Mark Zuckerberg defends meeting with US conservatives
(Press Association) Mark Zuckerberg has defended his decision to take meetings with leading conservative figures in the US, following suggestions that the social network's founder is trying to appease the US government amid scrutiny of the company.
A report by Politico said the Facebook founder had held a series of informal dinners with conservative figures - including politicians and media figures - to discuss free speech and possible partnerships.
The report suggested the meetings were an attempt by the social network's boss to reduce the feeling held by some American conservatives that social media is biased against them, calling the meetings Mr Zuckerberg's "effort to cultivate friends on the right".
It also suggested that Mr Zuckerberg wants to appease the US government in order to prevent it from taking action to break up the firm - which also owns and operates Instagram and WhatsApp.
'Say sorry to people whose jobs you've taken and whose holidays you've ruined'
Rachel Reeves, chair of the BEIS committee, has some harsh words for Thomas Cook's former boss.
"Peter Fankhauser, you've spoken about the commitment of your staff, and the fact that they're here today - some of them in their uniforms - I think speaks to their commitment to the company you ran and their commitment to the people they served in your company.
"I think they do your company proud and I think you should reflect, Mr Fankhauser, on what you can do to put something back to try and say sorry to the people whose jobs you've taken from them and whose holidays you've ruined.
"You say you're a reflective man. I hope you will go away and reflect on the huge salaries you've earned, salaries that probably in all the lives of some of the people who worked for you will never earn in their while careers, and think about what you can do, not just as a token, but in some way to put right the wrong that you have done."
Government’s Brexit threats hitting jobs, says TUC
Commenting on today's jobs numbers, TUC General Secretary Frances O’Grady said:
“The threat to working families of the hardest possible Brexit has damaged economic growth and is now hitting the labour market.
“The government must stop playing games with people’s jobs and rule out a disastrous no-deal Brexit. And MPs must not support any deal that will hurt workers’ rights, jobs and livelihoods.”
Royal Mail workers have voted overwhelmingly for strike action in a dispute over a wide range of issues, including plans to reduce the working week, as well as job security.

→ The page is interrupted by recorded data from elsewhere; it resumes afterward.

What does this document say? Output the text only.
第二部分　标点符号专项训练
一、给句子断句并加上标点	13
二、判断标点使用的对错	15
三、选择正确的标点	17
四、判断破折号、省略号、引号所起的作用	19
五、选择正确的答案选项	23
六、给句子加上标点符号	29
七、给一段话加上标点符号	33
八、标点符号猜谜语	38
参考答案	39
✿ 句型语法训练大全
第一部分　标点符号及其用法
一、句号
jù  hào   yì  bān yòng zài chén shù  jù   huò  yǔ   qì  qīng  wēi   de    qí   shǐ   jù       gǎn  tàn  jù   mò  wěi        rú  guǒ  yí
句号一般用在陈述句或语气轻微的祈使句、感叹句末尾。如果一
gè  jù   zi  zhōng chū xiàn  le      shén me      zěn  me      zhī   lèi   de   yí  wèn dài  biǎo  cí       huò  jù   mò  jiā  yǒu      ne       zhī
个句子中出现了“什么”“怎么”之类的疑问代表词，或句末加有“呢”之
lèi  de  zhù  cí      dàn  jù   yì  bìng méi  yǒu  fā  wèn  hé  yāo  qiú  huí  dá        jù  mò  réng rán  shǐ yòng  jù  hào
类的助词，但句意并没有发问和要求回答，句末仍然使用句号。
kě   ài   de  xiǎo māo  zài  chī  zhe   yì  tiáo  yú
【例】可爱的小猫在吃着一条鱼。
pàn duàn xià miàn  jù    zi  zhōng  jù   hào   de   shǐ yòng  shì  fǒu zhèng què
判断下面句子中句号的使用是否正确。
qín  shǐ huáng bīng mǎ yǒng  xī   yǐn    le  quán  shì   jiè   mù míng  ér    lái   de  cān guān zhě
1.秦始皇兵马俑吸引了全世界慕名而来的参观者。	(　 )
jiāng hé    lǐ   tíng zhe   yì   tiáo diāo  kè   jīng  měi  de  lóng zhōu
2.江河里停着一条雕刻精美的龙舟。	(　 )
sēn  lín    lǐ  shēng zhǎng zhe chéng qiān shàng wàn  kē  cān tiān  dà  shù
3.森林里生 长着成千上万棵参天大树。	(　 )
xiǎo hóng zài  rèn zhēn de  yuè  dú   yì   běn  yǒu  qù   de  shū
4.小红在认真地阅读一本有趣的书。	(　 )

UK house prices will crash by 10% in case of no-deal Brexit - ratings agency
A no-deal Brexit will shave more than 10 per cent off UK house prices next year, a top global credit rating agency has forecast.

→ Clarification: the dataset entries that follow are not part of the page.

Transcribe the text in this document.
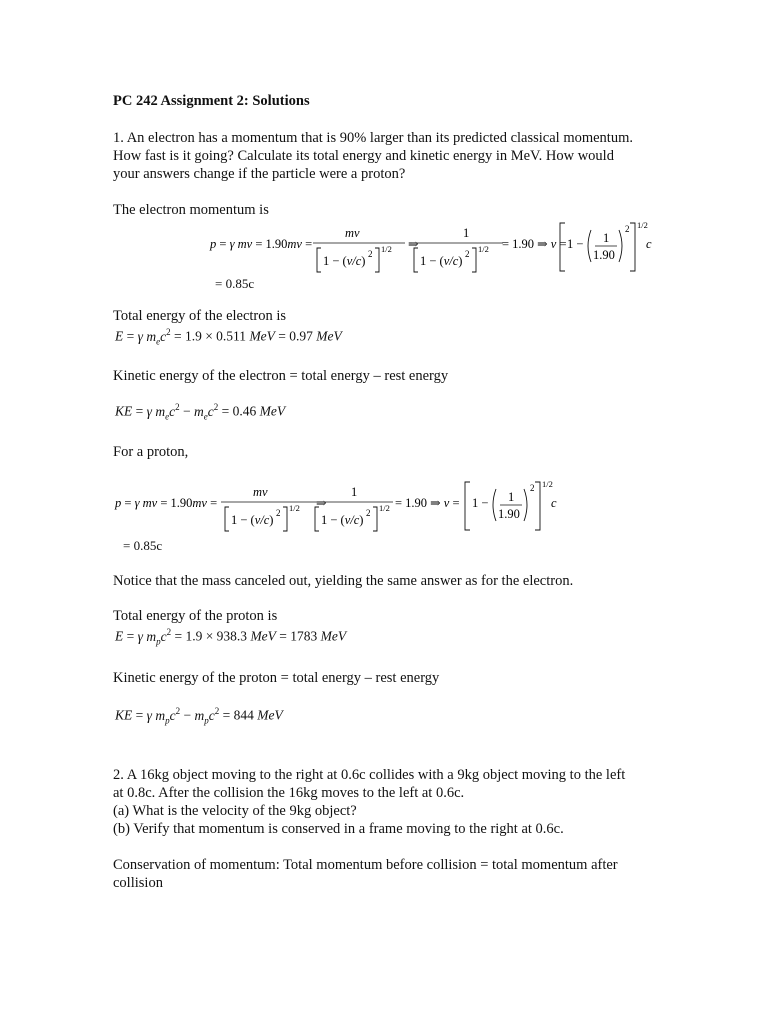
PC 242 Assignment 2: Solutions
1. An electron has a momentum that is 90% larger than its predicted classical momentum.
How fast is it going? Calculate its total energy and kinetic energy in MeV. How would
your answers change if the particle were a proton?
The electron momentum is
p = γ mv = 1.90mv =
mv
1 − (v/c) 2 1/2 ⇒
1
1 − (v/c) 2 1/2 = 1.90 ⇒ v = 1 − 1
1.90
2 1/2
c
= 0.85c
Total energy of the electron is
E = γ $m_ec^2 = 1.9 \times 0.511$ MeV = 0.97 MeV
Kinetic energy of the electron = total energy – rest energy
KE = γ $m_ec^2 - m_ec^2 = 0.46$ MeV
For a proton,
p = γ mv = 1.90mv =
mv
1 − (v/c) 2 1/2 ⇒
1
1 − (v/c) 2 1/2 = 1.90 ⇒ v = 1 − 1
1.90
2 1/2
c
= 0.85c
Notice that the mass canceled out, yielding the same answer as for the electron.
Total energy of the proton is
E = γ $m_pc^2 = 1.9 \times 938.3$ MeV = 1783 MeV
Kinetic energy of the proton = total energy – rest energy
KE = γ $m_pc^2 - m_pc^2 = 844$ MeV
2. A 16kg object moving to the right at 0.6c collides with a 9kg object moving to the left
at 0.8c. After the collision the 16kg moves to the left at 0.6c.
(a) What is the velocity of the 9kg object?
(b) Verify that momentum is conserved in a frame moving to the right at 0.6c.
Conservation of momentum: Total momentum before collision = total momentum after
collision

The decline will hit many people’s most valuable asset even earlier. If Britain crashes out of the EU at the end of this month, house prices will end the year 1.7 per cent lower than in 2018, said Standard & Poor’s (S&P), one of the world’s three biggest providers of government and company credit scores to investors.

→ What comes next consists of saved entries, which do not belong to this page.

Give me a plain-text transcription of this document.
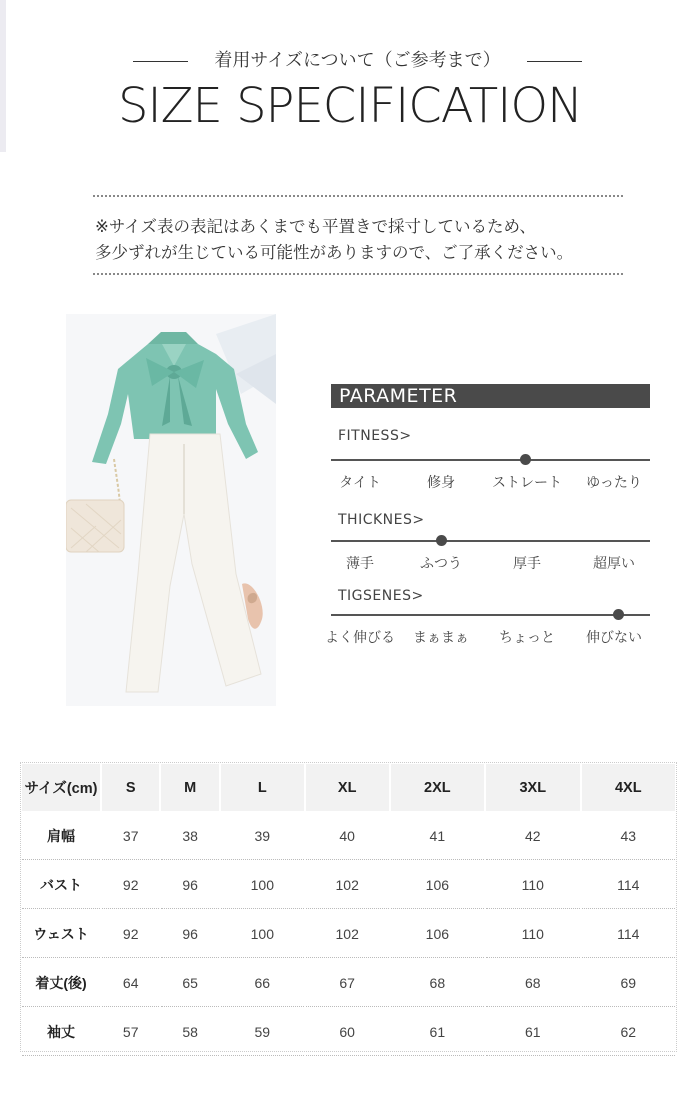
着用サイズについて（ご参考まで）
SIZE SPECIFICATION
※サイズ表の表記はあくまでも平置きで採寸しているため、
多少ずれが生じている可能性がありますので、ご了承ください。
PARAMETER
FITNESS>
タイト	修身	ストレート	ゆったり
THICKNES>
薄手	ふつう	厚手	超厚い
TIGSENES>
よく伸びる	まぁまぁ	ちょっと	伸びない
サイズ(cm)	S	M	L	XL	2XL	3XL	4XL
肩幅	37	38	39	40	41	42	43
バスト	92	96	100	102	106	110	114
ウェスト	92	96	100	102	106	110	114
着丈(後)	64	65	66	67	68	68	69
袖丈	57	58	59	60	61	61	62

Prices will then tumble another 10.2 per cent in 2020 and another 6.1 per cent in 2021, S&P said in a report on Tuesday. House values will start rising again in 2022, but a predicted 5.9 per cent increase that year will undo only some of the previous losses.
Interest rates will need to be slashed further after Brexit, says BoE
Interest rates would likely need to be slashed if Brexit is delayed again, a key Bank policymaker has said.
Gertjan Vlieghe, a member of the Bank's Monetary Policy Committee (MPC), said the Bank would probably need to act to boost the economy in the event of "entrenched" Brexit uncertainty.
In a speech to the MMF Monetary and Financial Policy Conference in London, Mr Vlieghe said: "A scenario of entrenched Brexit uncertainty is likely to keep economic growth below potential, and require some monetary stimulus."
It comes amid signs of a growing split among the rate-setting committee, after the Bank's deputy governor Sir Dave Ramsden said in an interview with The Daily Telegraph on Monday that the UK's slower "speed limit" for growth could weaken the case for lower rates, which currently stand at 0.75 per cent.